I have friends that on this special day wish me a Happy Father’s Day. I don’t have nor have I ever had a penis, which makes me biologically a woman, so I am not a man, which means I could not be a father, but I am a single mom.
You see my then boyfriend and now baby-daddy, decided to call it quits after our son reached the tender age of eight months. Since then my Poosky and I have been partners in crime in this thing called life.
Which is no big deal. Life has its ups and downs as everyone knows and although there were times when I wondered if we would make it, we did. Through grace, faith and cheer stubbornness, we are here with a few scars but happy, healthy and alive.
Nonetheless, I carry that scarlet letter S for single mom and I carry it proudly on my armor.
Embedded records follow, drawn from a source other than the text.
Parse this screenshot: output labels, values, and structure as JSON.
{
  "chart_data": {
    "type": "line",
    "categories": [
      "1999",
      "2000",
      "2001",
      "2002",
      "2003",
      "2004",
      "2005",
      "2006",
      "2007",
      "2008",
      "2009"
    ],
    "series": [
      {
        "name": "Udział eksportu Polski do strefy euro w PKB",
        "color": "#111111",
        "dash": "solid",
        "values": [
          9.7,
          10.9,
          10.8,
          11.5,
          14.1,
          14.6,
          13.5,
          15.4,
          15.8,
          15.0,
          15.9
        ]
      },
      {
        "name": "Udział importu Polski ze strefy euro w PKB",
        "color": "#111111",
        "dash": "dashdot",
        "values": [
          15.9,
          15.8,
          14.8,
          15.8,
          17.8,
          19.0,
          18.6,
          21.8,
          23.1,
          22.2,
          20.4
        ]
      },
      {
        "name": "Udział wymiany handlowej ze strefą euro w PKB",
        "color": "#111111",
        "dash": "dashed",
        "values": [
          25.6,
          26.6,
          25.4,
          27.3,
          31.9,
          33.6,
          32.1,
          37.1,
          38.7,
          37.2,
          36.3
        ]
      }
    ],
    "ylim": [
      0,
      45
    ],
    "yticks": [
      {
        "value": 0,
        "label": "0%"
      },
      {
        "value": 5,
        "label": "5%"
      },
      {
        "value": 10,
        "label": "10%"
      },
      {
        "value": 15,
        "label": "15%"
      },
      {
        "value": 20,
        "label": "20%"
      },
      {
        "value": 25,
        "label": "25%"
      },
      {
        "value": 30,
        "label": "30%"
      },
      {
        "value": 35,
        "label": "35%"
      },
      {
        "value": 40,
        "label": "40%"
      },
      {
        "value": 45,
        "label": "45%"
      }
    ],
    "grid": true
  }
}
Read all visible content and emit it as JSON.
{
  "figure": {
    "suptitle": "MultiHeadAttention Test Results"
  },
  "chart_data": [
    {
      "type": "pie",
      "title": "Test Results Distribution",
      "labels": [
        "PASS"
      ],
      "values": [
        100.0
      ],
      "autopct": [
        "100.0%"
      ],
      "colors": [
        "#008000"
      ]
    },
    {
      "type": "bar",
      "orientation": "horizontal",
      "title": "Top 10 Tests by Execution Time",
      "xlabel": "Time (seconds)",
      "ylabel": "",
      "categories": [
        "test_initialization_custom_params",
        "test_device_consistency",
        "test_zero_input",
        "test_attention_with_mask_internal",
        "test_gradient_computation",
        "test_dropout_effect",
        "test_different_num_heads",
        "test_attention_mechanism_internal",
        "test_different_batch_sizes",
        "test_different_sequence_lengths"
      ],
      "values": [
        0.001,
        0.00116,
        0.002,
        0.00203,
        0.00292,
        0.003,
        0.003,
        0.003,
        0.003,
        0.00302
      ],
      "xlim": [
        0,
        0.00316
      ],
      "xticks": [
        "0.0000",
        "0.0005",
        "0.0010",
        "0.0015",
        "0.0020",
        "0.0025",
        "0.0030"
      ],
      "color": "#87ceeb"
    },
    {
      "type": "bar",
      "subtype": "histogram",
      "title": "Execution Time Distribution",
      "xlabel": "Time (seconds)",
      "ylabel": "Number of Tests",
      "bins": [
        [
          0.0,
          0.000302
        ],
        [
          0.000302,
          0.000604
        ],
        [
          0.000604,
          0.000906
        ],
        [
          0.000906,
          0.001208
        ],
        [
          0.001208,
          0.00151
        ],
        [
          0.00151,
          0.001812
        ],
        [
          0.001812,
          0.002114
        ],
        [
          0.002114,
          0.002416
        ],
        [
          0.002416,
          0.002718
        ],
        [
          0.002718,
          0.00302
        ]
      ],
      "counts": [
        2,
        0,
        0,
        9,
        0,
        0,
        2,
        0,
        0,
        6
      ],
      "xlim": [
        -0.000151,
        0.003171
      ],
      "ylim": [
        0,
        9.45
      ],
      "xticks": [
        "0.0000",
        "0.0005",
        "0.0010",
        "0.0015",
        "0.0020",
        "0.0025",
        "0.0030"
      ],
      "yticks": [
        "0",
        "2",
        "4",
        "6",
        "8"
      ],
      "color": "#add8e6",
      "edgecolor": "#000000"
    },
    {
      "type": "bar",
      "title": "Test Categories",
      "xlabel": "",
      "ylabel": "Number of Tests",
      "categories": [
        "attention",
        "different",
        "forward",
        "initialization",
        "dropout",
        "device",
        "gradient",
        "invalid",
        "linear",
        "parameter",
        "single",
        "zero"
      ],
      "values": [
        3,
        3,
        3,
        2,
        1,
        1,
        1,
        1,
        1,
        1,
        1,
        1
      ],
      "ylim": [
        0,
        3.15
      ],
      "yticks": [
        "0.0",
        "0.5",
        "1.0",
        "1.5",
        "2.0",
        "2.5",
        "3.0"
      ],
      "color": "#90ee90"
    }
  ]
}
Many of my friends acknowledge that on Father’s Day, which always brings a big smile to my face and for which I am thankful for. Yet I know full well that I am not a Father, I am a mother who wishes to fill every inch of my son’s heart with love. Who prays everyday that maybe, just maybe the absence of my son’s father won’t have negative repercussion on my precious angel.
However I know that there is and will always be a space for his dad in my son’s heart that no matter how much love I give, I cannot fill.
I know I am not a Father nor do I wish to be one, but I am a single mom raising my son in the absence of one, so if someone wants to wish me a Happy Father’s Day they can and I welcome it. If someone has a problem with it, I understand their view and respect it. Either way, I will continue to shower my son with love and raise him the best way I can with God by my side.
I am writing this from the spa where I took myself out for a Father’s Day pedicure. To all the great dad’s out there who are involved in their children’s life, Happy Father’s Day. To the single mom’s out there fighting against the world to raise their babies on their own, God bless you, Happy Father’s Day to you too. Smile because everyday carries a reason to be happy.